Génese Histórica da Solenidade da Epifania

Posted By: admin on Jan 06, 2014 in Formação
epiphany

A palavra “Epifania” tem origem no grego, “Epipháneia” e significa manifestação ou aparição. No grego helenístico, o termo era utilizado entre os autores pagãos e significava a chegada de alguém muito importante, aplicando-se também ao nascimento de um rei ou de um imperador e à entronização dum soberano. No Novo Testamento, o termo Epifania começou a aplicar-se para indicar a manifestação de Jesus na Sua humanidade (Jo. 1, 14, 2, 1; 2Tm. 1, 10; Mt. 2, 1s) e na Sua parusia (1Tm. 6, 14; 2Tm. 4, 18; Tt. 2, 13).

Liturgicamente, a festa da Manifestação do Senhor, a Epifania, começou a ser celebrada no Oriente, na primeira metade do século IV, fixando-se como data o dia 6 de janeiro.

As Igrejas do Oriente celebram nesta festa, o batismo de Cristo no rio Jordão. No Ocidente, entende-se por Epifania a tríplice manifestação divina de Cristo, «primícias das gentes», aquando do Seu batismo, das bodas de Caná e da adoração dos Magos.

Situando-nos no contexto da História da Igreja Primitiva e da sua iconografia ocidental, descobrimos que uma das pinturas do século II, na catacumba romana de Priscila, representa Nossa Senhora vestida como dama romana e os Magos de cabeça descoberta a andar com os presentes nas mãos, sem que nada indique a nacionalidade ou o carácter real das pessoas. Nesta e noutras catacumbas, há grande variedade na representação. Umas vezes os Magos vestem túnicas curtas, outras cobrem-se com longas capas ou mantos e têm nas cabeças gorros frígios. Maria aparece no centro da cena e eles agrupam-se dos dois lados simetricamente. É frequente surgirem apresentados três Magos. S. José em geral não aparece, a não ser nas pinturas mais tardias, dos séculos IV e V.

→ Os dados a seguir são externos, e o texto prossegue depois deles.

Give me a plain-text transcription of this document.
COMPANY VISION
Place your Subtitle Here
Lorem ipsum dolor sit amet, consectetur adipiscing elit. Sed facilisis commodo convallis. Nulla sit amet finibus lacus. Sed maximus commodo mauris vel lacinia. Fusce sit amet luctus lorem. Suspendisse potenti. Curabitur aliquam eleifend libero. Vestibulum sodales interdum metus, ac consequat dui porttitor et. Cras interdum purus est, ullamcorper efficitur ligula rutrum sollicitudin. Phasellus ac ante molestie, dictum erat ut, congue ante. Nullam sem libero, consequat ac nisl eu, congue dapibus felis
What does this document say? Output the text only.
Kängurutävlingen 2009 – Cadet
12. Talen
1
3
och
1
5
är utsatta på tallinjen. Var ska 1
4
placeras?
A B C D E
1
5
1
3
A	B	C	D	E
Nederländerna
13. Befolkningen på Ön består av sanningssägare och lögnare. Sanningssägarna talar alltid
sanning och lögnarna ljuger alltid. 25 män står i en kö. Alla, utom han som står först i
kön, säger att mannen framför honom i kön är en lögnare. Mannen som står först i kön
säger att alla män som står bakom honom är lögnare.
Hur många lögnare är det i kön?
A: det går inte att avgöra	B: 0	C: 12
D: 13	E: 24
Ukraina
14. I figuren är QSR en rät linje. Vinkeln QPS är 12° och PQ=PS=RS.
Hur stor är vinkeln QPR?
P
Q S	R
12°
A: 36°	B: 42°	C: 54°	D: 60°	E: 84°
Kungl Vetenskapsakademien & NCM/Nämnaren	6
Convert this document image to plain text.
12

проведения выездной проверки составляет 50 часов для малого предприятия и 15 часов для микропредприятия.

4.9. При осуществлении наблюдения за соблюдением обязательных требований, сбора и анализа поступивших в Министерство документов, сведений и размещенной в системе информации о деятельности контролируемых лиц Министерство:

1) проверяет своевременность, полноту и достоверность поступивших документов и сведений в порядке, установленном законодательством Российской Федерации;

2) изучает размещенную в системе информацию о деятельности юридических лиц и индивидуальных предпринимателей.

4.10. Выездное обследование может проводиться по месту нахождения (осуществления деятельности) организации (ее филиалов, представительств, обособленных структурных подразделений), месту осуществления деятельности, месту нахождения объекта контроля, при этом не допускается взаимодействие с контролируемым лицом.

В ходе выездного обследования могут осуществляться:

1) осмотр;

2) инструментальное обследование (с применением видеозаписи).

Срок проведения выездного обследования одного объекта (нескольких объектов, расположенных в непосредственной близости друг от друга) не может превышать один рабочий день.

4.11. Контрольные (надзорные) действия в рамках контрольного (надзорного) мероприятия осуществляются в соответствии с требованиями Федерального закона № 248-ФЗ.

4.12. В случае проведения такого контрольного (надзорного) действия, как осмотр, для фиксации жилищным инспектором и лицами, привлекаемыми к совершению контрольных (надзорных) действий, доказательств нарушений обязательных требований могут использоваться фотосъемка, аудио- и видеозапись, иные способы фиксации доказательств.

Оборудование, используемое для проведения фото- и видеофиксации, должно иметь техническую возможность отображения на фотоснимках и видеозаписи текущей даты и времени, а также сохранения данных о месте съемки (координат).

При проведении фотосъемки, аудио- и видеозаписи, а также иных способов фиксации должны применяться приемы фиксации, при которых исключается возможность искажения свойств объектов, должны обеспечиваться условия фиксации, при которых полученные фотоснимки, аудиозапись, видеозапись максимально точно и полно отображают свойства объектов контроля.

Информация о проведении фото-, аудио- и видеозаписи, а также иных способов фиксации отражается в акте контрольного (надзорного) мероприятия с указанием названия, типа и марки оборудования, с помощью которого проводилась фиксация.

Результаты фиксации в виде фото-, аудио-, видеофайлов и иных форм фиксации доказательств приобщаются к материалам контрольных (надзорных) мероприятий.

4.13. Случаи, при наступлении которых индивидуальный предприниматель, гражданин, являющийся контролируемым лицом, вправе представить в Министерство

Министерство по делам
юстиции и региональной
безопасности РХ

No calendário litúrgico renovado pelo concílio Vaticano II, a manifestação da divindade de Cristo, acontecida no Batismo de Jesus e nas bodas de Caná, é remetida para outras datas. A atual liturgia, só celebra na Epifania a manifestação da divindade de Cristo e os Magos, que a tradição popular apelida de “Reis”.

Curiosamente, a Igreja monofisita da Arménia não celebra o Natal de Jesus Cristo a 25 de dezembro, mas a 6 de janeiro, conjuntamente com as manifestações da divindade de Cristo no batismo e na adoração dos Magos.

Para concluir, lembramos que no Evangelho de São Mateus (Mt. 1-12), o termo “Magos” parece designar um grupo de astrólogos babilónicos, conhecedores do messianismo hebraico e que interpelados por uma estrela misteriosa, a seguiram na mira de encontrarem o Messias anunciado. O título de “Reis”, o número a sua raça e os seus nomes próprios derivam de tradições extra evangélicas.